In a move more typically associated with shady politicians than a news network supposedly committed to transparency, CNN had a whopper of a news dump on Saturday night, announcing it was firing primetime news anchor Chris Cuomo.
This followed a weeklong suspension after government documents proved his involvement in covering up the sexual misconduct of his brother, disgraced former Gov. Andrew Cuomo, was much more extensive than previously known. The emails and text exchanges released by the New York attorney general’s office showed Chris Cuomo not only assisted with the public relations strategy to help his brother evade accountability, but used his relationships in the media at outlets like MSNBC and Politico – that he had gained from his job at CNN – to help him do it.
Even more shocking, it was revealed that Chris Cuomo asked for their help in digging up dirt on one survivor of his brother’s sexual abuse. Also, since Chris Cuomo’s firing, at least one woman has come forward accusing Chris Cuomo himself of sexual harassment.
This series of scandals violates every journalistic principle of objectivity and ethics, sure, but the real scandal is much larger. Why did it take the release of this most recent round of documents for corporate media to finally call out Chris Cuomo’s despicable behavior, when we already knew more than enough?
Worse, why did it take nearly six months for Chris Cuomo’s employer, CNN President Jeff Zucker, to suspend his network’s star anchor? As I wrote in August, journalists should have been leading the campaign to hold Chris Cuomo accountable and CNN should have fired him immediately after his initial involvement in the coverup of sexual abuse came to light.
Unfortunately, we know exactly why “media critics” like CNN’s Brian Stelter failed (or rather refused) to seriously investigate their colleague or comment on his misdeeds, even when they already knew of serious misconduct, and instead even chose to defend Chris Cuomo. These people, and most in their profession, could be more accurately described as lazy, partisan, and unserious rather than journalists. They are much more interested in vapid, click-bait hit jobs on Trump and Republicans than they are in holding their industry, and Democrats – which are increasingly synonymous – accountable.
But while we can’t expect overnight transformation from a broken profession with a financial incentive to avoid self-criticism, we can expect CNN’s employees, executives, and shareholders with a financial interest in their company’s success to question why, under the leadership of Zucker, CNN has allowed a culture of tolerating sexual misconduct to fester. Chris Cuomo was allowed to remain on payroll and on-air for the last six months, but he’s not the only one.

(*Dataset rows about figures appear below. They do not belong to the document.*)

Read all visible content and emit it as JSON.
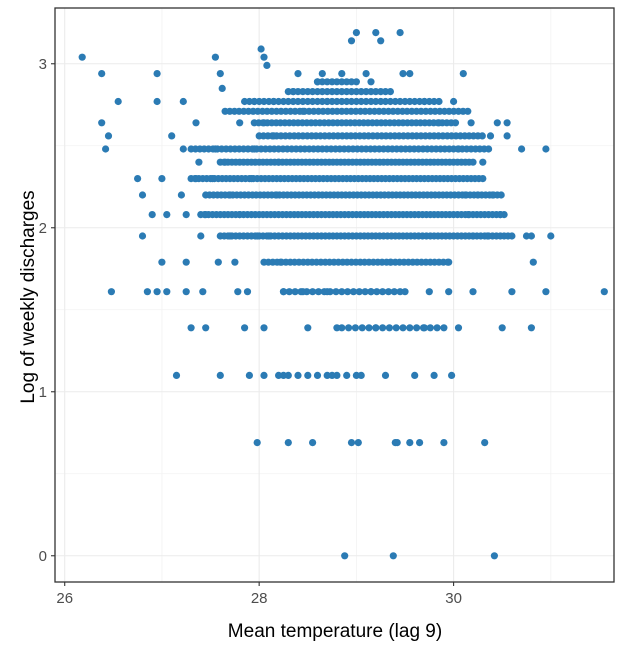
{
  "chart_data": {
    "type": "scatter",
    "title": "",
    "xlabel": "Mean temperature (lag 9)",
    "ylabel": "Log of weekly discharges",
    "xlim": [
      25.9,
      31.65
    ],
    "ylim": [
      -0.16,
      3.34
    ],
    "x_ticks": [
      26,
      28,
      30
    ],
    "y_ticks": [
      0,
      1,
      2,
      3
    ],
    "x_tick_labels": [
      "26",
      "28",
      "30"
    ],
    "y_tick_labels": [
      "0",
      "1",
      "2",
      "3"
    ],
    "grid": true,
    "legend": "none",
    "point_color": "#2b7bb4",
    "points": [
      [
        26.18,
        3.04
      ],
      [
        26.38,
        2.94
      ],
      [
        26.38,
        2.64
      ],
      [
        26.42,
        2.48
      ],
      [
        26.45,
        2.56
      ],
      [
        26.55,
        2.77
      ],
      [
        26.48,
        1.61
      ],
      [
        26.95,
        2.94
      ],
      [
        26.95,
        2.77
      ],
      [
        26.75,
        2.3
      ],
      [
        26.8,
        2.2
      ],
      [
        26.9,
        2.08
      ],
      [
        26.8,
        1.95
      ],
      [
        26.85,
        1.61
      ],
      [
        26.95,
        1.61
      ],
      [
        27.0,
        2.3
      ],
      [
        27.05,
        2.08
      ],
      [
        27.0,
        1.79
      ],
      [
        27.05,
        1.61
      ],
      [
        27.1,
        2.56
      ],
      [
        27.15,
        1.1
      ],
      [
        27.22,
        2.77
      ],
      [
        27.22,
        2.48
      ],
      [
        27.2,
        2.2
      ],
      [
        27.25,
        2.08
      ],
      [
        27.25,
        1.79
      ],
      [
        27.25,
        1.61
      ],
      [
        27.3,
        1.39
      ],
      [
        27.35,
        2.64
      ],
      [
        27.38,
        2.4
      ],
      [
        27.35,
        2.3
      ],
      [
        27.4,
        1.95
      ],
      [
        27.45,
        2.08
      ],
      [
        27.42,
        1.61
      ],
      [
        27.45,
        1.39
      ],
      [
        27.55,
        3.04
      ],
      [
        27.55,
        2.48
      ],
      [
        27.52,
        2.3
      ],
      [
        27.58,
        1.79
      ],
      [
        27.6,
        2.94
      ],
      [
        27.6,
        1.1
      ],
      [
        27.62,
        2.85
      ],
      [
        27.65,
        2.4
      ],
      [
        27.7,
        2.2
      ],
      [
        27.7,
        1.95
      ],
      [
        27.8,
        2.64
      ],
      [
        27.8,
        2.08
      ],
      [
        27.75,
        1.79
      ],
      [
        27.78,
        1.61
      ],
      [
        27.85,
        1.39
      ],
      [
        27.88,
        1.61
      ],
      [
        27.9,
        1.1
      ],
      [
        27.95,
        2.77
      ],
      [
        27.95,
        2.48
      ],
      [
        27.92,
        2.3
      ],
      [
        27.98,
        1.95
      ],
      [
        27.98,
        0.69
      ],
      [
        28.02,
        3.09
      ],
      [
        28.05,
        3.04
      ],
      [
        28.08,
        2.99
      ],
      [
        28.05,
        2.64
      ],
      [
        28.1,
        1.95
      ],
      [
        28.05,
        1.39
      ],
      [
        28.05,
        1.1
      ],
      [
        28.15,
        2.77
      ],
      [
        28.15,
        2.56
      ],
      [
        28.2,
        2.4
      ],
      [
        28.18,
        2.2
      ],
      [
        28.22,
        1.79
      ],
      [
        28.25,
        1.61
      ],
      [
        28.25,
        1.1
      ],
      [
        28.3,
        0.69
      ],
      [
        28.4,
        2.94
      ],
      [
        28.35,
        2.83
      ],
      [
        28.45,
        2.71
      ],
      [
        28.45,
        1.61
      ],
      [
        28.5,
        1.39
      ],
      [
        28.55,
        0.69
      ],
      [
        28.6,
        2.89
      ],
      [
        28.65,
        2.94
      ],
      [
        28.7,
        2.77
      ],
      [
        28.7,
        1.61
      ],
      [
        28.75,
        1.1
      ],
      [
        28.8,
        1.39
      ],
      [
        28.85,
        2.94
      ],
      [
        28.88,
        0.0
      ],
      [
        28.95,
        3.14
      ],
      [
        29.0,
        3.19
      ],
      [
        29.05,
        1.1
      ],
      [
        28.95,
        0.69
      ],
      [
        29.02,
        0.69
      ],
      [
        29.1,
        2.94
      ],
      [
        29.15,
        2.89
      ],
      [
        29.15,
        1.61
      ],
      [
        29.2,
        3.19
      ],
      [
        29.25,
        3.14
      ],
      [
        29.2,
        1.39
      ],
      [
        29.3,
        1.1
      ],
      [
        29.35,
        1.79
      ],
      [
        29.38,
        0.0
      ],
      [
        29.4,
        0.69
      ],
      [
        29.42,
        0.69
      ],
      [
        29.45,
        3.19
      ],
      [
        29.48,
        2.94
      ],
      [
        29.5,
        1.61
      ],
      [
        29.55,
        2.94
      ],
      [
        29.55,
        0.69
      ],
      [
        29.6,
        1.1
      ],
      [
        29.65,
        0.69
      ],
      [
        29.7,
        2.77
      ],
      [
        29.7,
        1.39
      ],
      [
        29.75,
        1.61
      ],
      [
        29.8,
        1.1
      ],
      [
        29.85,
        2.64
      ],
      [
        29.9,
        0.69
      ],
      [
        29.95,
        1.79
      ],
      [
        29.95,
        1.61
      ],
      [
        29.98,
        1.1
      ],
      [
        30.0,
        2.77
      ],
      [
        30.05,
        2.48
      ],
      [
        30.05,
        1.39
      ],
      [
        30.1,
        2.94
      ],
      [
        30.12,
        2.2
      ],
      [
        30.15,
        2.08
      ],
      [
        30.18,
        2.64
      ],
      [
        30.2,
        1.61
      ],
      [
        30.2,
        1.95
      ],
      [
        30.25,
        2.2
      ],
      [
        30.3,
        2.4
      ],
      [
        30.32,
        0.69
      ],
      [
        30.35,
        1.95
      ],
      [
        30.38,
        2.56
      ],
      [
        30.4,
        2.2
      ],
      [
        30.42,
        0.0
      ],
      [
        30.45,
        2.64
      ],
      [
        30.48,
        2.08
      ],
      [
        30.5,
        1.39
      ],
      [
        30.55,
        2.64
      ],
      [
        30.55,
        2.56
      ],
      [
        30.6,
        1.61
      ],
      [
        30.7,
        2.48
      ],
      [
        30.75,
        1.95
      ],
      [
        30.8,
        1.95
      ],
      [
        30.82,
        1.79
      ],
      [
        30.8,
        1.39
      ],
      [
        30.95,
        2.48
      ],
      [
        30.95,
        1.61
      ],
      [
        31.0,
        1.95
      ],
      [
        31.55,
        1.61
      ]
    ],
    "dense_rows": [
      {
        "y": 2.89,
        "x_from": 28.6,
        "x_to": 29.0,
        "step": 0.05
      },
      {
        "y": 2.83,
        "x_from": 28.3,
        "x_to": 29.35,
        "step": 0.05
      },
      {
        "y": 2.77,
        "x_from": 27.85,
        "x_to": 29.85,
        "step": 0.05
      },
      {
        "y": 2.71,
        "x_from": 27.65,
        "x_to": 30.15,
        "step": 0.048
      },
      {
        "y": 2.64,
        "x_from": 27.95,
        "x_to": 30.05,
        "step": 0.045
      },
      {
        "y": 2.56,
        "x_from": 28.0,
        "x_to": 30.3,
        "step": 0.045
      },
      {
        "y": 2.48,
        "x_from": 27.3,
        "x_to": 30.4,
        "step": 0.045
      },
      {
        "y": 2.4,
        "x_from": 27.6,
        "x_to": 30.2,
        "step": 0.04
      },
      {
        "y": 2.3,
        "x_from": 27.3,
        "x_to": 30.3,
        "step": 0.04
      },
      {
        "y": 2.2,
        "x_from": 27.45,
        "x_to": 30.5,
        "step": 0.04
      },
      {
        "y": 2.08,
        "x_from": 27.4,
        "x_to": 30.55,
        "step": 0.04
      },
      {
        "y": 1.95,
        "x_from": 27.6,
        "x_to": 30.6,
        "step": 0.04
      },
      {
        "y": 1.79,
        "x_from": 28.05,
        "x_to": 29.95,
        "step": 0.045
      },
      {
        "y": 1.61,
        "x_from": 28.25,
        "x_to": 29.5,
        "step": 0.06
      },
      {
        "y": 1.39,
        "x_from": 28.85,
        "x_to": 29.95,
        "step": 0.07
      },
      {
        "y": 1.1,
        "x_from": 28.2,
        "x_to": 29.0,
        "step": 0.1
      }
    ]
  }
}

Last year, Jeffrey Toobin, CNN’s chief legal analyst, was suspended by The New Yorker for masturbating while on a Zoom call with colleagues. When Zucker found out about this grotesque display, CNN did not even suspend Toobin, but instead allowed him to take a requested leave of absence. Zucker then welcomed Toobin back to CNN just a few months later.
Even more problematic, another CNN prime time news anchor, Don Lemon, currently stands accused of sexually assaulting a younger man at a Hamptons bar a few years ago. The man alleges Lemon “put his hand down the front of his own shorts, and vigorously rubbed his genitalia, removed his hand” and then shoved his fingers in the alleged victim’s face and aggressively asked if he “like[d] p***y or d**ck.” In the aftermath of the Cuomo fallout, Lemon’s alleged victim described CNN as “a predator protecting machine…rife with predators and perverts.”
Since its inception, CNN embraced the most extreme fringe of the radical Me Too mob movement, elevating clowns like future felon Michael Avenatti, yet the same network has a serial sexual misconduct problem of its own. While Zucker is already expected to retire soon, CNN should not allow him to go out on his own terms. The hit to the network’s already damaged reputation and the potential legal vulnerabilities for CNN should be more than enough reason to fire Zucker immediately.
It seems the list of top CNN talent implicated in sexual misconduct or defending it is growing by the day. Chris Cuomo, Don Lemon, Jeffrey Toobin, and Brian Stelter weren’t the first and surely won’t be the last. Zucker must answer for why he has forced his employees, male and female, to work at a network with top brass that apparently tolerates and defends sexual misconduct. That is a significant moral, ethical, legal, and financial liability — and Zucker must be held accountable. CNN must fire Jeff Zucker.